Analizando el argumento expresado, estimo que debemos rechazar este agravio, por cuanto supra he postulado que debemos confirmar la decisión de grado en cuanto rechazó la defensa de fondo opuesta por el recurrente y también consideró responsable al Citibank, lo que implica que el recurrente deba ser considerado vencido y no encontrando motivo para apartarme de la regla que fija el artículo 51 del CCA.
7. Respecto de las costas de esta instancia, propugno que sean impuestas a los recurrentes, en tanto vencidos (artículo 51 CCA).

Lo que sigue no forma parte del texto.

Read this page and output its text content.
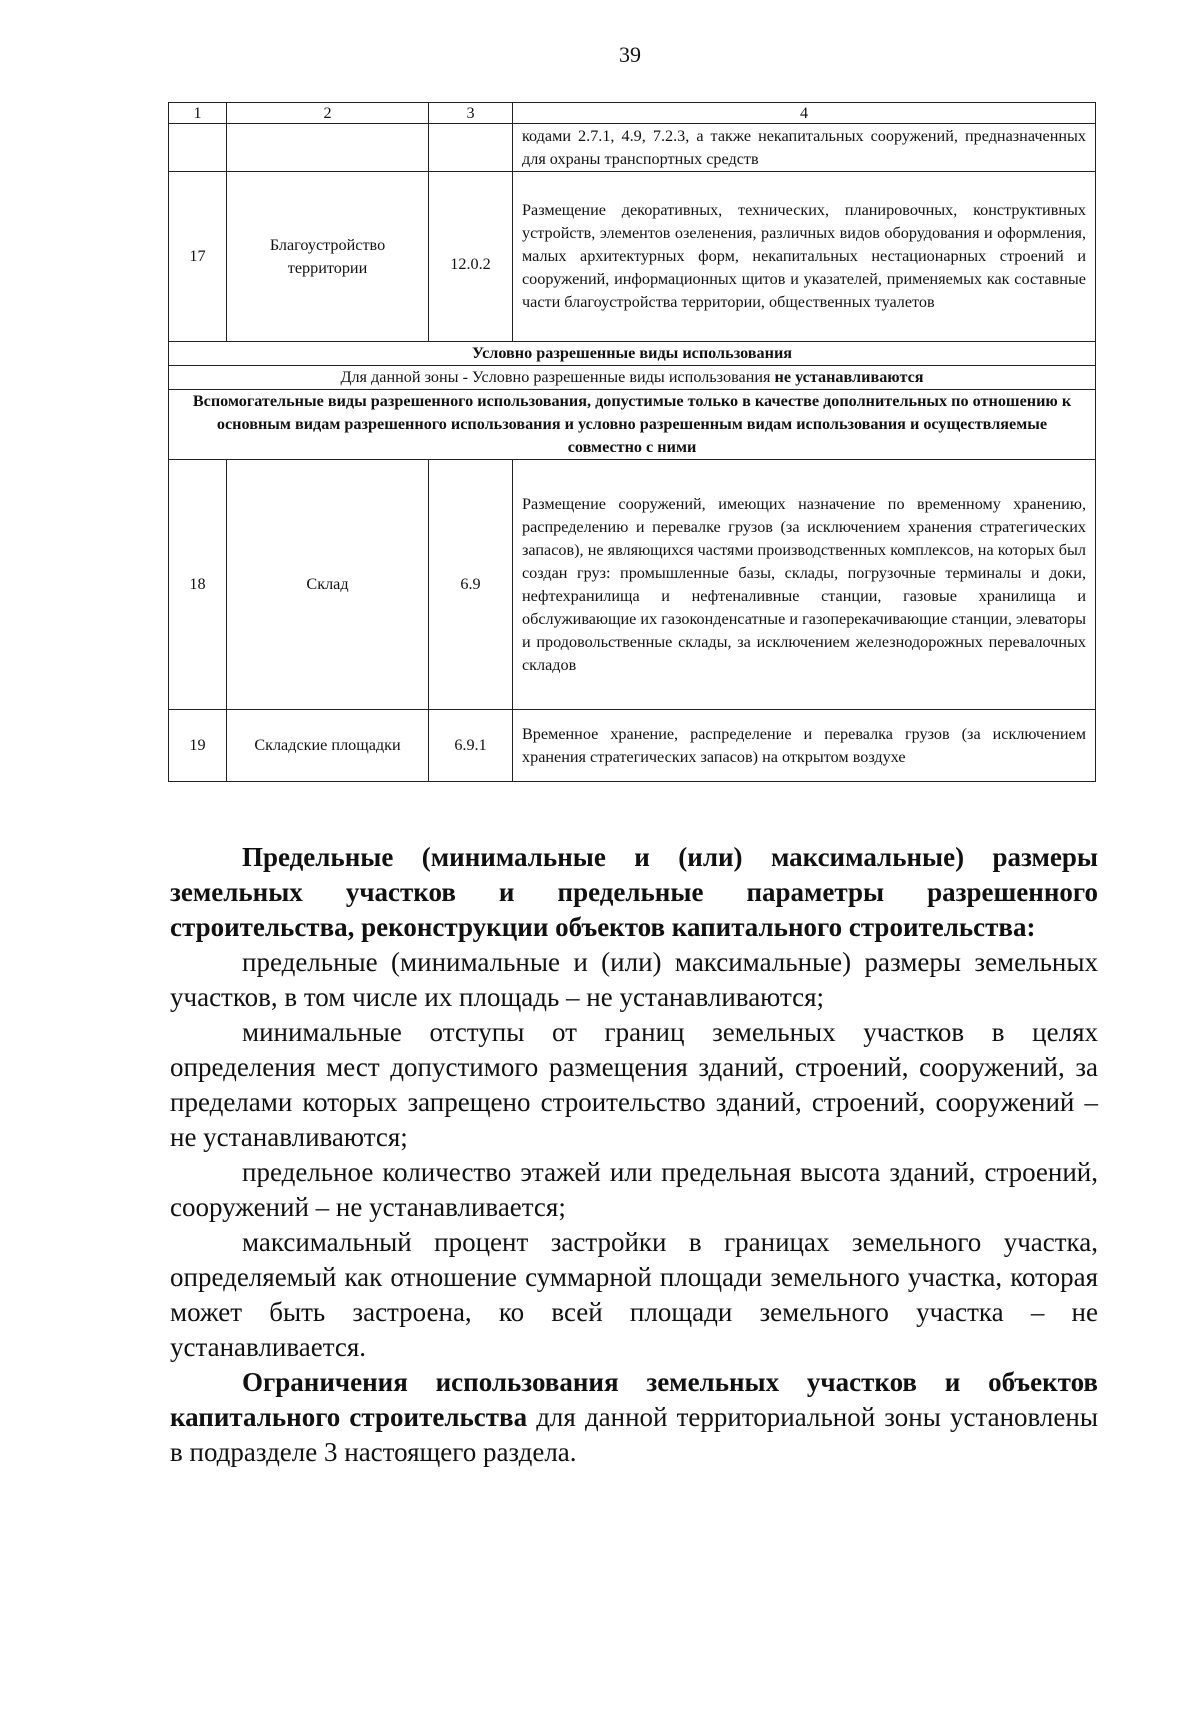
39
1	2	3	4
			кодами 2.7.1, 4.9, 7.2.3, а также некапитальных сооружений, предназначенных для охраны транспортных средств
17	Благоустройство территории	12.0.2	Размещение декоративных, технических, планировочных, конструктивных устройств, элементов озеленения, различных видов оборудования и оформления, малых архитектурных форм, некапитальных нестационарных строений и сооружений, информационных щитов и указателей, применяемых как составные части благоустройства территории, общественных туалетов
Условно разрешенные виды использования			
Для данной зоны - Условно разрешенные виды использования не устанавливаются			
Вспомогательные виды разрешенного использования, допустимые только в качестве дополнительных по отношению к основным видам разрешенного использования и условно разрешенным видам использования и осуществляемые совместно с ними			
18	Склад	6.9	Размещение сооружений, имеющих назначение по временному хранению, распределению и перевалке грузов (за исключением хранения стратегических запасов), не являющихся частями производственных комплексов, на которых был создан груз: промышленные базы, склады, погрузочные терминалы и доки, нефтехранилища и нефтеналивные станции, газовые хранилища и обслуживающие их газоконденсатные и газоперекачивающие станции, элеваторы и продовольственные склады, за исключением железнодорожных перевалочных складов
19	Складские площадки	6.9.1	Временное хранение, распределение и перевалка грузов (за исключением хранения стратегических запасов) на открытом воздухе

Предельные (минимальные и (или) максимальные) размеры земельных участков и предельные параметры разрешенного строительства, реконструкции объектов капитального строительства:

предельные (минимальные и (или) максимальные) размеры земельных участков, в том числе их площадь – не устанавливаются;

минимальные отступы от границ земельных участков в целях определения мест допустимого размещения зданий, строений, сооружений, за пределами которых запрещено строительство зданий, строений, сооружений – не устанавливаются;

предельное количество этажей или предельная высота зданий, строений, сооружений – не устанавливается;

максимальный процент застройки в границах земельного участка, определяемый как отношение суммарной площади земельного участка, которая может быть застроена, ко всей площади земельного участка – не устанавливается.

Ограничения использования земельных участков и объектов капитального строительства для данной территориальной зоны установлены в подразделе 3 настоящего раздела.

8. A modo de resumen, postulo que admitamos parcialmente el recurso de apelación del Citibank N.A. (revocando la condena a dicho apelante, fijada en la Primera Instancia, respecto del daño material); rechazando el recurso de apelación del Fisco; e imponiendo las costas a los recurrentes, vencidos (artículo 51 CCA).
ASÍ VOTO.
A la segunda cuestión, el Juez Schreginger dijo: –
Por coincidir con los razonamientos expresados, adhiero a la opinión del Juez Cebey. ASÍ LO VOTO.
A la segunda cuestión, la Jueza Dra. Valdez expresó: –
Que, por similares consideraciones que las expresadas por el Dr. Cebey, VOTO en igual sentido.
En virtud del resultado que instruye el Acuerdo que antecede, esta Cámara RESUELVE:
1º Rechazar el recurso de apelación interpuesto por Fiscalía de Estado; –
2° Admitir parcialmente el recurso de apelación del Citibank N.A., conforme lo que se expresa en el voto que sustenta el presente; –
3º Tener presente el caso federal planteado a fs. 362 vta. y fs. 372.
4º Imponer las costas de esta instancia a la demandada Provincia de Buenos Aires y a la citada Citibank N.A. (artículo 51 CCA); –
5º Diferir la regulación de honorarios para su oportunidad procesal (artículo 51 decreto ley n° 8904/77).
Regístrese, notifíquese por Secretaría, devuélvase.